The comments consistently bore out the necessity of the regulation to implement the statutes enacted by Congress. Many commenters exhibited a lack of understanding of these laws. Others articulated a general knowledge that conscience protections exist for providers, but the scope of these protections was not always widely understood. Still other comments came from health care workers relating personal experiences of what they perceived to be discrimination on the basis of their personal or religious beliefs.
“Many health care providers routinely face pressure to change their medical practice – often in direct opposition to their personal convictions,” said HHS Assistant Secretary of Health, Admiral Joxel Garcia, M.D. “During my practice as an OB-GYN, I witnessed this first-hand. Health care providers shouldn’t have to check their consciences at the hospital door. Fortunately, Congress enacted several laws to that end, but too many are unaware these protections exist.”

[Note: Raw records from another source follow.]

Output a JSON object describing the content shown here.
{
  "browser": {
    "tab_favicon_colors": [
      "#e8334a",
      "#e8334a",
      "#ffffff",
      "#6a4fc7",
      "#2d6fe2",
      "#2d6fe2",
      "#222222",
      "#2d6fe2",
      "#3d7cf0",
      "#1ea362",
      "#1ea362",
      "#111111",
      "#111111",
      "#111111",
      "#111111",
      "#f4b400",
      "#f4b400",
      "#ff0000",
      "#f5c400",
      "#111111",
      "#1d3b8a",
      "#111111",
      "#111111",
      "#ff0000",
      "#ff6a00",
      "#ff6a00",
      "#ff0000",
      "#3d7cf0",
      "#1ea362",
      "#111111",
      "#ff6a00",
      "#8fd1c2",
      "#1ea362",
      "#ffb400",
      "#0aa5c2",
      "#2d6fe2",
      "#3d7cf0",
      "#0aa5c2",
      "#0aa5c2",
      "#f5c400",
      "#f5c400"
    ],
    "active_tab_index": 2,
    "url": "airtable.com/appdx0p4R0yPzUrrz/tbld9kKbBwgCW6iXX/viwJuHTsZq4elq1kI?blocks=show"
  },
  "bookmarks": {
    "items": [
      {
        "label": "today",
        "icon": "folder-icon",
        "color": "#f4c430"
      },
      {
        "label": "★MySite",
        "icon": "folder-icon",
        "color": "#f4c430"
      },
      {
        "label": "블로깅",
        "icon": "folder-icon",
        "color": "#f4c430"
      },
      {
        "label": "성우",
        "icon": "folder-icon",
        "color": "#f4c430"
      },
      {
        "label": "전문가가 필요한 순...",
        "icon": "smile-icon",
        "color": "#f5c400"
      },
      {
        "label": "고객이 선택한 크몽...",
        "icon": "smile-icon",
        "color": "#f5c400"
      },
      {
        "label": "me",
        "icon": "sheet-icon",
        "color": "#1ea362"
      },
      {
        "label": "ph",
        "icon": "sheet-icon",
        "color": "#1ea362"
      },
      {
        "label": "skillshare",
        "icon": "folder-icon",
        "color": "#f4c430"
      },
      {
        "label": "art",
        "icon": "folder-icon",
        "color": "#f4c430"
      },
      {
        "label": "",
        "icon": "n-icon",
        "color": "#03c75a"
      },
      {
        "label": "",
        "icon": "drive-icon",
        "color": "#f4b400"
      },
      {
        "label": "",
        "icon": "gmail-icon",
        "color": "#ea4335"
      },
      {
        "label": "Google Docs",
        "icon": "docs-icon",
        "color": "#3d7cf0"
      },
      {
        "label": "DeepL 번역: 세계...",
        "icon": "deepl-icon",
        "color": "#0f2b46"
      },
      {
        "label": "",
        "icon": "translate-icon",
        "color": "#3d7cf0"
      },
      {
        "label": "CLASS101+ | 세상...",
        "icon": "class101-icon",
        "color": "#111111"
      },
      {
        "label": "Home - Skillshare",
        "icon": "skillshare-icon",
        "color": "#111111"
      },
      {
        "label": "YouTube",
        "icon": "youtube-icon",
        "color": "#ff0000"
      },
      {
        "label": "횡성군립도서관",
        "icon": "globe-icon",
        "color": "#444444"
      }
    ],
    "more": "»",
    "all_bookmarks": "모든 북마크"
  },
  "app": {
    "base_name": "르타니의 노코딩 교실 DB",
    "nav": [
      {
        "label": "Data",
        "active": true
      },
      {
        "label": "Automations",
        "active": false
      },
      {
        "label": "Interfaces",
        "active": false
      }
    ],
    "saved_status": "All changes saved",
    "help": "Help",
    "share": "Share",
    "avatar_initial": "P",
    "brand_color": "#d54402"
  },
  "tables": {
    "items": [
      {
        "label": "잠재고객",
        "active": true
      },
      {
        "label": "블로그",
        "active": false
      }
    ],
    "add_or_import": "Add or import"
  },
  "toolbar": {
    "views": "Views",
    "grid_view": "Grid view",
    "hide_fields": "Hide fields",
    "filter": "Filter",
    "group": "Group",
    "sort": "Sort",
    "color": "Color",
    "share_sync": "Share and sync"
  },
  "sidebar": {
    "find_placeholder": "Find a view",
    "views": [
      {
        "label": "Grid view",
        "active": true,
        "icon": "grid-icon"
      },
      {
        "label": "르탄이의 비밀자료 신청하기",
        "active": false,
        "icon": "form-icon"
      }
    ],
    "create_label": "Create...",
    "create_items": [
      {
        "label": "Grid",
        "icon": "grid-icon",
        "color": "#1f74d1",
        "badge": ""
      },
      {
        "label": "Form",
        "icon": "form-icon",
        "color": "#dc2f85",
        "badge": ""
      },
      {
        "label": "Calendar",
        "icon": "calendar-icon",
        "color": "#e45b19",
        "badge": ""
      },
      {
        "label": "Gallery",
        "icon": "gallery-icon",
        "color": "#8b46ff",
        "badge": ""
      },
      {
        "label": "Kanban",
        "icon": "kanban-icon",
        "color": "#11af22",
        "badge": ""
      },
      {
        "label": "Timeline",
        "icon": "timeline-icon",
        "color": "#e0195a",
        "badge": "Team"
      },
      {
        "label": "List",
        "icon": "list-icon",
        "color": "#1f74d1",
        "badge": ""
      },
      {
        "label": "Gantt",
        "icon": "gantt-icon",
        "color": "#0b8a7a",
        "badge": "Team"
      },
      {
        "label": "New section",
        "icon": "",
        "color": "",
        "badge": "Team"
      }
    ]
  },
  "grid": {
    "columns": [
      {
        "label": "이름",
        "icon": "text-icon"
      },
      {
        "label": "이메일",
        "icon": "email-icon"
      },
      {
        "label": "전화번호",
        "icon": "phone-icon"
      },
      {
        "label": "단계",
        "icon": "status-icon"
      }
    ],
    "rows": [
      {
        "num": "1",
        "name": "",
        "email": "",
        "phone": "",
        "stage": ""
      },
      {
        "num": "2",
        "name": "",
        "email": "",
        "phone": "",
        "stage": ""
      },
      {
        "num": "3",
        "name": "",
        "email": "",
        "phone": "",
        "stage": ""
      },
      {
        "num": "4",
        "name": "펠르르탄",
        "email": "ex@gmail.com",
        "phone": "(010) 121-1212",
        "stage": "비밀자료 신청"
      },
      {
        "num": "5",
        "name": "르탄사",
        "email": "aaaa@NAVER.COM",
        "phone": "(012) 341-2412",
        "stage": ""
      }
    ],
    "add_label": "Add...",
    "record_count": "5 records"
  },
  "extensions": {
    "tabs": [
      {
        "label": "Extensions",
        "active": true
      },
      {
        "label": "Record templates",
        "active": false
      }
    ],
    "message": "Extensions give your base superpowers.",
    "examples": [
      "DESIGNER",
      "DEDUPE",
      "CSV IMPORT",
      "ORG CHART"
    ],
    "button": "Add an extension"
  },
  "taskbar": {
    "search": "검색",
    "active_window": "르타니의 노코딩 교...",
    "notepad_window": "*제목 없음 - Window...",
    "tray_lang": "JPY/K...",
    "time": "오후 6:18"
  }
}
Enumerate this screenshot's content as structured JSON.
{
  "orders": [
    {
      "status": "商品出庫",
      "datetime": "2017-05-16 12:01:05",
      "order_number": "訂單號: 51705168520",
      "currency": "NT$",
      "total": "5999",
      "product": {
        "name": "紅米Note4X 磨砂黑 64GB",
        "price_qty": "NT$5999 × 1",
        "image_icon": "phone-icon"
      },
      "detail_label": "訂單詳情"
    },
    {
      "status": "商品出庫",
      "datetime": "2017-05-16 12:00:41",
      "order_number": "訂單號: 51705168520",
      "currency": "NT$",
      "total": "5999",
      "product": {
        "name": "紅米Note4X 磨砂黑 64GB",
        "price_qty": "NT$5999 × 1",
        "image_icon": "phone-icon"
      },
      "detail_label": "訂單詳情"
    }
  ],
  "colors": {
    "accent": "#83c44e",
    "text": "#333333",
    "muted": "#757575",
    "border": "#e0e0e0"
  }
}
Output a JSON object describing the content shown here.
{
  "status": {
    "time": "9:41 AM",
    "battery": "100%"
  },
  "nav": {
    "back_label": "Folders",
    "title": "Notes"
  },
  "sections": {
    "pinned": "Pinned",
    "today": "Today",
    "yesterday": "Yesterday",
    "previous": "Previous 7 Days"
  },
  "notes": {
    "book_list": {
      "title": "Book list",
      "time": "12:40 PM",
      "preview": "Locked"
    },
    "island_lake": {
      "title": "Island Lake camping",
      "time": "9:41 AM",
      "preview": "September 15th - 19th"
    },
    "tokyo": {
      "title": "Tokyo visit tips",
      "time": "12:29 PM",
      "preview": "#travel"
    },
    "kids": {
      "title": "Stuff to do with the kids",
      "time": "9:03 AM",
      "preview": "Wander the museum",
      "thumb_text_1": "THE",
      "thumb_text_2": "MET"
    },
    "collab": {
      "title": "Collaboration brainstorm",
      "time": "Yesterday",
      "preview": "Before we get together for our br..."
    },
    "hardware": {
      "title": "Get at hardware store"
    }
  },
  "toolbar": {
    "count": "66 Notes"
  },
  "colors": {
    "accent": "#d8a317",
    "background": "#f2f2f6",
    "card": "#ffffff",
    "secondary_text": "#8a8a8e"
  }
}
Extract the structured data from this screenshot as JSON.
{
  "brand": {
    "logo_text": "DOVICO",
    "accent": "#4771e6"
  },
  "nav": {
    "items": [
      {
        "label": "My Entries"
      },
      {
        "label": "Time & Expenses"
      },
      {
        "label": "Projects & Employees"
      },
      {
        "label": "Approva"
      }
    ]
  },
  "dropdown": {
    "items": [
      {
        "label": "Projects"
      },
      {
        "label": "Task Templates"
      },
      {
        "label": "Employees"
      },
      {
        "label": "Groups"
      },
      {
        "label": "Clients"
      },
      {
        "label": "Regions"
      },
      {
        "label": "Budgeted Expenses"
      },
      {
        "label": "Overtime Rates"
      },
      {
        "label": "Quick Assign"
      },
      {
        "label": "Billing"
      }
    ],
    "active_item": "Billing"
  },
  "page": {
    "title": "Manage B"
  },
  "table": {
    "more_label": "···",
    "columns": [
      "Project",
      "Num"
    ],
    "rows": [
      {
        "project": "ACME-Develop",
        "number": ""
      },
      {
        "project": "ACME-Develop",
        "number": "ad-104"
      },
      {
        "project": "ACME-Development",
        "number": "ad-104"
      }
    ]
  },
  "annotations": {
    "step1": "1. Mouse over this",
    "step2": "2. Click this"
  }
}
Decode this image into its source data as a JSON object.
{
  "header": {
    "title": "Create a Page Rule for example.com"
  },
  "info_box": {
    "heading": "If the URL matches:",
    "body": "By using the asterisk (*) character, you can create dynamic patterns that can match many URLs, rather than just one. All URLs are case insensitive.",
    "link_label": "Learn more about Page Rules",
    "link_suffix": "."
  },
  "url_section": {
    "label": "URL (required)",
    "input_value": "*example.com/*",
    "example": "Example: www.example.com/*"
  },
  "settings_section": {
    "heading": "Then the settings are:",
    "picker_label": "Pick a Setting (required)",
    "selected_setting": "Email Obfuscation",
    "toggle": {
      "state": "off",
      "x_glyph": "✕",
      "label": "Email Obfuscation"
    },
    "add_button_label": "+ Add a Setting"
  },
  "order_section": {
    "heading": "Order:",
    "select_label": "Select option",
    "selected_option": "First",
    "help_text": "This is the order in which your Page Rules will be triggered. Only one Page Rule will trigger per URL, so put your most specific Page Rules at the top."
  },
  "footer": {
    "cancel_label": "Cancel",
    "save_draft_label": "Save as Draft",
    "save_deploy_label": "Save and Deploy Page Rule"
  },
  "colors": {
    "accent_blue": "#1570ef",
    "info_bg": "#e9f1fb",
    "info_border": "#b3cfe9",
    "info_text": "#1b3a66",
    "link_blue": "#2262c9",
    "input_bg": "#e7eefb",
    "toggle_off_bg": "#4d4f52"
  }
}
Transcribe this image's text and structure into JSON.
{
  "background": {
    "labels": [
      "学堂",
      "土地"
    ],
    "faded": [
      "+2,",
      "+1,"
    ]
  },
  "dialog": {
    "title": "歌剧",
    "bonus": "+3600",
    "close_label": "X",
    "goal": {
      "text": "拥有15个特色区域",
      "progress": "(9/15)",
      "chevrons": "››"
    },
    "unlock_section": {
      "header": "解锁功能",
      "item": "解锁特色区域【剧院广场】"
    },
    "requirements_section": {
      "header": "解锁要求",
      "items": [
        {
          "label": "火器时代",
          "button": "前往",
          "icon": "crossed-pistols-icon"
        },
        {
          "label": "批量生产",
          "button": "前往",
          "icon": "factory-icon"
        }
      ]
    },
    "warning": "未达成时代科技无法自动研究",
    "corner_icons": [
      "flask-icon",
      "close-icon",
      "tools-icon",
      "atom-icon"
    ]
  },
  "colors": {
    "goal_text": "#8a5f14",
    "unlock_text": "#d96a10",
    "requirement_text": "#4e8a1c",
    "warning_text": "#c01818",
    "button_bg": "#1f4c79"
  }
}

Federal protection of provider conscience rights dates back to the 1970s, when Congress enacted the Church Amendments. The Amendments protect health care providers and other individuals from discrimination by recipients of HHS funds on the basis, among other things, of their refusal, due to religious belief or moral conviction, to perform or participate in any lawful health service or research activity.
In 1996, Congress prohibited federal, state or local governments from discriminating against individual and institutional health care providers (including participants in medical training programs) who refused to, among other things, receive training in abortions; require or provide such training; perform abortions; or provide referrals for, or make arrangements for, such training or abortions.Provider conscience protections were expanded again as part of the Department’s fiscal year 2005 appropriations act. In that law, and in subsequent years’ appropriations acts, Congress prohibited the provision of HHS funds to any state or local government or federal agency or program that discriminates against institutional or individual health care entities on the basis that the entity does not provide, pay for, provide coverage of, or refer for abortion.